The bandwagon of Scotch is rolling hard, and rolling fast
Like the Special Releases, eight single malts are presented as a collection. Yet unlike the Special Releases, which range in price from £85 to £575 for a total cost of just over £2,000 for all eight, the Prima & Ultima collection weighs in at ten times that: £20,000 for the haul. All of which might make the Special Releases feel a little, well, less special. Think José Mourinho post-Jürgen Klopp.
The Special Release shouldn’t be dismissed as yesterday’s man though. Why? Because of the tide of demand – and because this natural inflation of the malt market is here to stay – and needs to be embraced.

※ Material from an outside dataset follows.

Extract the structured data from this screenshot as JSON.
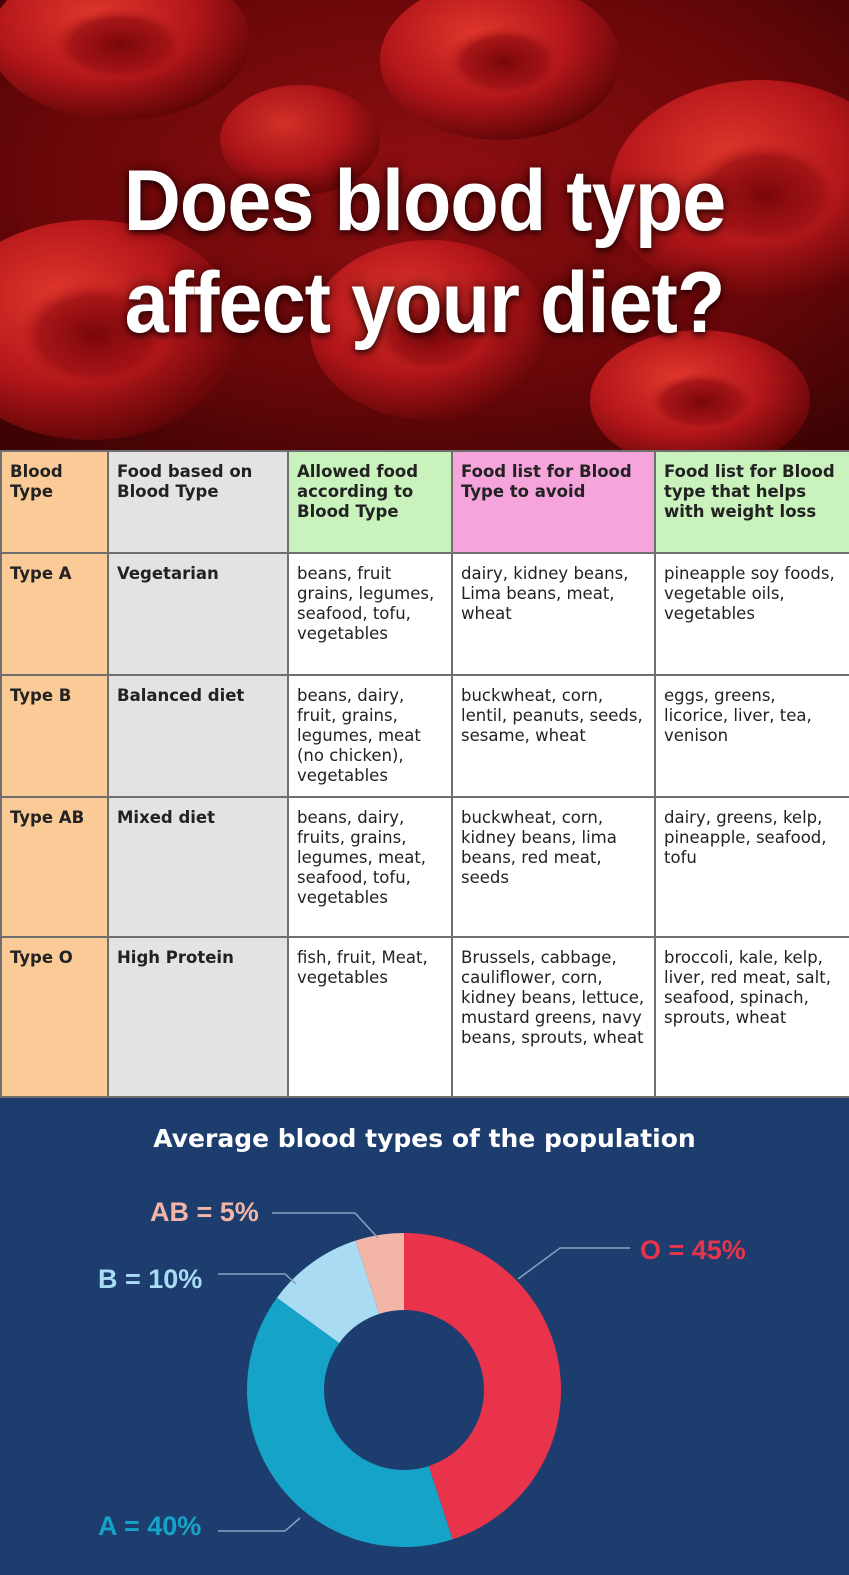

Back in 2001, the Special Release was a special collection of malts that rarely saw the light of day. Today, the bandwagon of Scotch is rolling hard, and rolling fast, with high value releases flying around, supported by a voracious market. The result? Rocketing prices. Yet the Special Releases collection has – with the exception of some of the rarer malts that no longer appear – resolutely maintained its price point over two decades. Where once such bottles as the annual limited-edition Lagavulin 12-year-old were seen as expensive, now they are seen as an accessible, dare I say affordable, option for both those who want to drink interesting single malts, and those who want to collect interesting, limited-release bottlings.
Other producers have had to innovate to fill the gap left in their portfolio when the price of the core range went north. When Orkney distiller Highland Park‘s popular 18-year-old doubled in price, it did so through evolving innovation of limited-editions. Speyside’s Aberlour A’Bunadh, the marker for quality, well-priced, no-age-statement single malt, also went with the tide and now retails for almost double what it did a couple of years ago. An example of a criminally underpriced malt, corrected by market forces, it showed critics that they didn’t know how good they’d had it.
As distillers rush to re-set their prices in line with the rising tides, the one question remains. In an industry that historically sees generational ebb and flow of popularity and demand, what happens when the tide goes back out?